In days gone by, Black Friday – the name given to the day after Thanksgiving – was the start of the holiday shopping season and was the day of the year that saw the greatest dollar volume of retail sales. The term “black” comes from the accounting world and recognizes that sales were not “in the red” but were “in the black.”
Over the years, to boost sales on Black Friday, retailers began to open earlier. Instead of the traditional 9am or 10am opening hour, stores would open at 8am, then 6am, then midnight. This year, the sanctity of Thanksgiving Day itself is being violated. Some stores will open at 10pm Thursday.
The reality is that the holiday shopping season begins earlier and Black Friday is, for the most part, just another shopping day.
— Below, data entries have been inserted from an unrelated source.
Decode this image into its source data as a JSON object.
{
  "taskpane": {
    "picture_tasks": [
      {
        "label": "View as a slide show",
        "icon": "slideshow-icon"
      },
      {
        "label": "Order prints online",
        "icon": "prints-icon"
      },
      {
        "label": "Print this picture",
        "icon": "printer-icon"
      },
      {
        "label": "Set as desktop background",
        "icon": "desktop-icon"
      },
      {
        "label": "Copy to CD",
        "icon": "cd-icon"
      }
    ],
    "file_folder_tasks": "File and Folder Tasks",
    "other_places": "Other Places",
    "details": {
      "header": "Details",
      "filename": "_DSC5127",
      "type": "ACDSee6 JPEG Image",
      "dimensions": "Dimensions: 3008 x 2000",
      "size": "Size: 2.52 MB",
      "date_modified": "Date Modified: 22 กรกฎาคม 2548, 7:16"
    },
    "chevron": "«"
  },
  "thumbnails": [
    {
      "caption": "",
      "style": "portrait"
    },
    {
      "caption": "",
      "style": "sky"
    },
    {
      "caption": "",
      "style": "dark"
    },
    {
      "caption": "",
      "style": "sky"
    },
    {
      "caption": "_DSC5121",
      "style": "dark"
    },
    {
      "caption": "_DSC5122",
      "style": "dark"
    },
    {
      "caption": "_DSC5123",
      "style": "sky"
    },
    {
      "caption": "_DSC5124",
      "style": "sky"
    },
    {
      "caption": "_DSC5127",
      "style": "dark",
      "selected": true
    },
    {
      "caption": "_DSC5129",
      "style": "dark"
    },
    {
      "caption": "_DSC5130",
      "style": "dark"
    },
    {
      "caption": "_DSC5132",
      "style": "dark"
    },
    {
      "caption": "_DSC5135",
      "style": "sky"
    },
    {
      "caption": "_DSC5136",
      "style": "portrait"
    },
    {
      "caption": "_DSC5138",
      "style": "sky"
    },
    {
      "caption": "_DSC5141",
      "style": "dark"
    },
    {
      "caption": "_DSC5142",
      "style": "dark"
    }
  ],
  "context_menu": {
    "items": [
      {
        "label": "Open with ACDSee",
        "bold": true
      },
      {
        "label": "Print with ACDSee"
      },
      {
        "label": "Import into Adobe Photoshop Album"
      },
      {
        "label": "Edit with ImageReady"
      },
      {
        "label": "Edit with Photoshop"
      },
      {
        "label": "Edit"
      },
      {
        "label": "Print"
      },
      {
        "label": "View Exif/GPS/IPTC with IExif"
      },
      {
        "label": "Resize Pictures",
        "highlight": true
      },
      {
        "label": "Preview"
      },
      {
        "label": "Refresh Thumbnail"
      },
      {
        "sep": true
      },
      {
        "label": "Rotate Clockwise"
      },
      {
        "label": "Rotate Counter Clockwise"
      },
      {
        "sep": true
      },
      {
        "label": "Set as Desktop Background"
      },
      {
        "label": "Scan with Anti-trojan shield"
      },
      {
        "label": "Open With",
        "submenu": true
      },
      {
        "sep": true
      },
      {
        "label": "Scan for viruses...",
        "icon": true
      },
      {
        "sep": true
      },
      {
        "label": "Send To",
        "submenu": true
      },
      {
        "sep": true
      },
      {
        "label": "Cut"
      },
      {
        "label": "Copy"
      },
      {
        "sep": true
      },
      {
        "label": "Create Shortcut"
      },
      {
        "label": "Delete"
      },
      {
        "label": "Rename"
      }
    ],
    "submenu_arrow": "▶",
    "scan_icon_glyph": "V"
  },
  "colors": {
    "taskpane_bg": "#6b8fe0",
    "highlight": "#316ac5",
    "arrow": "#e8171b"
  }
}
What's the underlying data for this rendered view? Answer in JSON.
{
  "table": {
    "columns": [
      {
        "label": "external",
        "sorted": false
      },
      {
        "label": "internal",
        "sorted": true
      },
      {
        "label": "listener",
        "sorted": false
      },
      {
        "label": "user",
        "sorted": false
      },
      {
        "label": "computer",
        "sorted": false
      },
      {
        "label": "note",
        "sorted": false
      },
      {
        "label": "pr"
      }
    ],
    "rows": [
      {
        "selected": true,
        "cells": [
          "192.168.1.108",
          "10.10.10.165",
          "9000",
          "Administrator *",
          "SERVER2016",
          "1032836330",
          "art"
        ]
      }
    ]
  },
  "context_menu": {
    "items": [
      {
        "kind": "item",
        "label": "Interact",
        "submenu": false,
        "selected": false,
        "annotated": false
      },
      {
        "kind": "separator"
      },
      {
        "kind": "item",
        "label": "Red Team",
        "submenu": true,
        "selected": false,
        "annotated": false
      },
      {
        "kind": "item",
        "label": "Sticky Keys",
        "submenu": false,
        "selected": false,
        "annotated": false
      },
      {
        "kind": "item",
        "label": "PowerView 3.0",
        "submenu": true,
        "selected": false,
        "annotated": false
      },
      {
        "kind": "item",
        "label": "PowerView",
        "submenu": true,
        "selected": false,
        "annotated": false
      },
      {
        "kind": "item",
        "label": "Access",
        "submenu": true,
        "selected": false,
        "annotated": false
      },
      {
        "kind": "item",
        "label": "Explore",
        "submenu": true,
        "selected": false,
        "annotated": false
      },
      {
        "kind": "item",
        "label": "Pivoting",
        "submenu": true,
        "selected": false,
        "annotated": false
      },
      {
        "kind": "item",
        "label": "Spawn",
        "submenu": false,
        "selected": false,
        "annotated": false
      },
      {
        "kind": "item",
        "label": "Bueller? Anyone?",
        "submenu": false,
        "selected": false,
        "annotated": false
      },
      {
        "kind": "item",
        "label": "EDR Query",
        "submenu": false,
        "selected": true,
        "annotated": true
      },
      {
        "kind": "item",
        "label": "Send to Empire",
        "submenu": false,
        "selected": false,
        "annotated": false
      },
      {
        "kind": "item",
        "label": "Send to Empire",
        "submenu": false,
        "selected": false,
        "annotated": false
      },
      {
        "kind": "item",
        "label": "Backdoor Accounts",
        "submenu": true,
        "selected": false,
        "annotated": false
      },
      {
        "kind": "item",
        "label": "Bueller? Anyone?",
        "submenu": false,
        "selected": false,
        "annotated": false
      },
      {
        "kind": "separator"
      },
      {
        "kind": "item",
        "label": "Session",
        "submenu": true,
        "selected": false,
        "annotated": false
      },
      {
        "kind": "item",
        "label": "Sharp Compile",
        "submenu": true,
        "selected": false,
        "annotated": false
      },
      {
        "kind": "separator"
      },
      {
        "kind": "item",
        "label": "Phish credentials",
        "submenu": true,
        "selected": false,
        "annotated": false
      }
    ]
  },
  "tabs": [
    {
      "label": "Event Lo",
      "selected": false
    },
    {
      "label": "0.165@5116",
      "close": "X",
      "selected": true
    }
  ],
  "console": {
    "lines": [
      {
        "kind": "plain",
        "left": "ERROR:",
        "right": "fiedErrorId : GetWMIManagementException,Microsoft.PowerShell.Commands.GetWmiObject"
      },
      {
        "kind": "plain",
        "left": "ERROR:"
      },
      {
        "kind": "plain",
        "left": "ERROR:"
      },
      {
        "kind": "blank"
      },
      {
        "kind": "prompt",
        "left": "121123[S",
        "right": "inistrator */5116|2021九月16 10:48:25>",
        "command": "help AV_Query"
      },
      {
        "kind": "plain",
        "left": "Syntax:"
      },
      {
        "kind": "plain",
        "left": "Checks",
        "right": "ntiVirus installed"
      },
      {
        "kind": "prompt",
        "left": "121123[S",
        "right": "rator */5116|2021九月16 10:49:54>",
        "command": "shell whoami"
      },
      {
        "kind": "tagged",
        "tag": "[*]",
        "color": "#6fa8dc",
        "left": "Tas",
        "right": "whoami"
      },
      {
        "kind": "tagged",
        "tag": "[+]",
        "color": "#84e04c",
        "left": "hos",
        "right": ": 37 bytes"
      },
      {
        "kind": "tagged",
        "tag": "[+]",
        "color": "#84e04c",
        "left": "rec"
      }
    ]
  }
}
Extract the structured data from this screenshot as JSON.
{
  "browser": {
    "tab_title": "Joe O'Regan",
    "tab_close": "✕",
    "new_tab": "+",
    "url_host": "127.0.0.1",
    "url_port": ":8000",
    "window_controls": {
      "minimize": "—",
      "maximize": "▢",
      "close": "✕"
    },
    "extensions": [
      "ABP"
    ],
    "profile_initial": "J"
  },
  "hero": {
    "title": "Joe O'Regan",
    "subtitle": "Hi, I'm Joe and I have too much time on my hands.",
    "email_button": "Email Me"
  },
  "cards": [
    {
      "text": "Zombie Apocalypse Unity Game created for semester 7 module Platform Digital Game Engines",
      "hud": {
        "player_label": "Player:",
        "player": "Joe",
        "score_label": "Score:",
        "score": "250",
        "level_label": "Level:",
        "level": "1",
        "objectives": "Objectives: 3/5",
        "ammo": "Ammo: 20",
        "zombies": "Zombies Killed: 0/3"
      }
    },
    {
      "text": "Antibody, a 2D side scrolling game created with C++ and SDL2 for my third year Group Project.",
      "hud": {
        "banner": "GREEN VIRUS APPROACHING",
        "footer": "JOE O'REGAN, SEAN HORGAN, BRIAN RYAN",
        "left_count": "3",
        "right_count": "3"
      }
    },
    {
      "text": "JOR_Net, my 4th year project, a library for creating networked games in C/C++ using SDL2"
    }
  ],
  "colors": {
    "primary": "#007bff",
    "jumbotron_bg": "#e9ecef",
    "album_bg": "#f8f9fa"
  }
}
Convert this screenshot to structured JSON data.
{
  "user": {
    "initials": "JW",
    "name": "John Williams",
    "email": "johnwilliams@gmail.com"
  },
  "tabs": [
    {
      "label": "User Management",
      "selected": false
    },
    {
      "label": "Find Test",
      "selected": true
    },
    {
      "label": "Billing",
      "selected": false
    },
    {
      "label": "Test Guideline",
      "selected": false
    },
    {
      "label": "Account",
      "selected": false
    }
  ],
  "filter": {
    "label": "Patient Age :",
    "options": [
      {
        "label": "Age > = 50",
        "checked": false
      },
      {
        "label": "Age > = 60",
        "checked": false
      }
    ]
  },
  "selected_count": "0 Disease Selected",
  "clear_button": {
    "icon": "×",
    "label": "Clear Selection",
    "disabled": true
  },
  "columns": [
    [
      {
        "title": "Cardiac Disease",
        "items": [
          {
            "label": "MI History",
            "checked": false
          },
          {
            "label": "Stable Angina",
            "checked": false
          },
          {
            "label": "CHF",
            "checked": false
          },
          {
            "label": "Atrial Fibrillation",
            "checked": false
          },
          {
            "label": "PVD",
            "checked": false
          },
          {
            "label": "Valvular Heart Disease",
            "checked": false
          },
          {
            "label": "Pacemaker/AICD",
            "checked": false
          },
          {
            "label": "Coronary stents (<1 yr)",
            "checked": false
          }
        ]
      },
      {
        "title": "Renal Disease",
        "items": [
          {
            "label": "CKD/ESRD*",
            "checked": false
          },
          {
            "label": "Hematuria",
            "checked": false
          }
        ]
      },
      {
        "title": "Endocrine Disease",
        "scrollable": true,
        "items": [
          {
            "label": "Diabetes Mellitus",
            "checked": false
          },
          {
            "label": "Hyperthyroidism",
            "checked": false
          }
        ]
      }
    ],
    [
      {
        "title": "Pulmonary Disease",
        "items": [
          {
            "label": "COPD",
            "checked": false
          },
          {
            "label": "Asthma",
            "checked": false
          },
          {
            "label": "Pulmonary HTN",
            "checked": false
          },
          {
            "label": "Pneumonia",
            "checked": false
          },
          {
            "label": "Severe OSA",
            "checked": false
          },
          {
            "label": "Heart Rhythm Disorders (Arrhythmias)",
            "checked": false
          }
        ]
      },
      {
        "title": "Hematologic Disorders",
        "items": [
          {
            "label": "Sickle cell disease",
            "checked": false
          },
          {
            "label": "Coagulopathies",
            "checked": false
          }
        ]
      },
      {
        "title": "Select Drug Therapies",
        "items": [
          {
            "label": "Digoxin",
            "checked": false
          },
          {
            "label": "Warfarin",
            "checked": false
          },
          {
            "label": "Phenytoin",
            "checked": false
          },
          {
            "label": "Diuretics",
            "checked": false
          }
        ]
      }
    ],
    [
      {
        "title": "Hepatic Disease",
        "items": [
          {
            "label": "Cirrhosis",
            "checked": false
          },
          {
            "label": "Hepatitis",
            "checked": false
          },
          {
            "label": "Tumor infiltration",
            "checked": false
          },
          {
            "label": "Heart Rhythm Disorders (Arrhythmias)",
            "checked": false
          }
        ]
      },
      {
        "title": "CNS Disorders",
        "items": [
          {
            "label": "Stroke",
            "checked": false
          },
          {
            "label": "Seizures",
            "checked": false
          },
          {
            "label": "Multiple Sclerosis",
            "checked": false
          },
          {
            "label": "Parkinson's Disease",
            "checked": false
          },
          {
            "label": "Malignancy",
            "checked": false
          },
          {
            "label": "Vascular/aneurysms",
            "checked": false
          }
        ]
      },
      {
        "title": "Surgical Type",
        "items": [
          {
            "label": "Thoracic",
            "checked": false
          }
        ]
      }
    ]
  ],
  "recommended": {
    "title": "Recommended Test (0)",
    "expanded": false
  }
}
Whether it is this item or that gadget, they will likely be available when the stores open as well as at 3 o’clock in the afternoon later that day. Nonetheless, in circus-like fashion, some shoppers camp out at store entrances – tent and all – in an effort to be among the first to enter the store.
Of course, the popular news media love such outrageous stories. While these stories are in fact anecdotal, the average viewer of the news might see the circus and believe that retail sales must be robust. The weekly retail sales numbers speak differently. In recent months, year-over-year growth in retail sales has trended lower. Currently, after an adjustment for inflation, real growth is bouncing between break-even and down. With two-thirds of the US economy driven by consumer spending, what will the year’s biggest shopping season yield for the economy? Will slowing sales affect jobs growth? How will this translate for retail stocks? This year’s holiday shopping season will likely be a little less bright.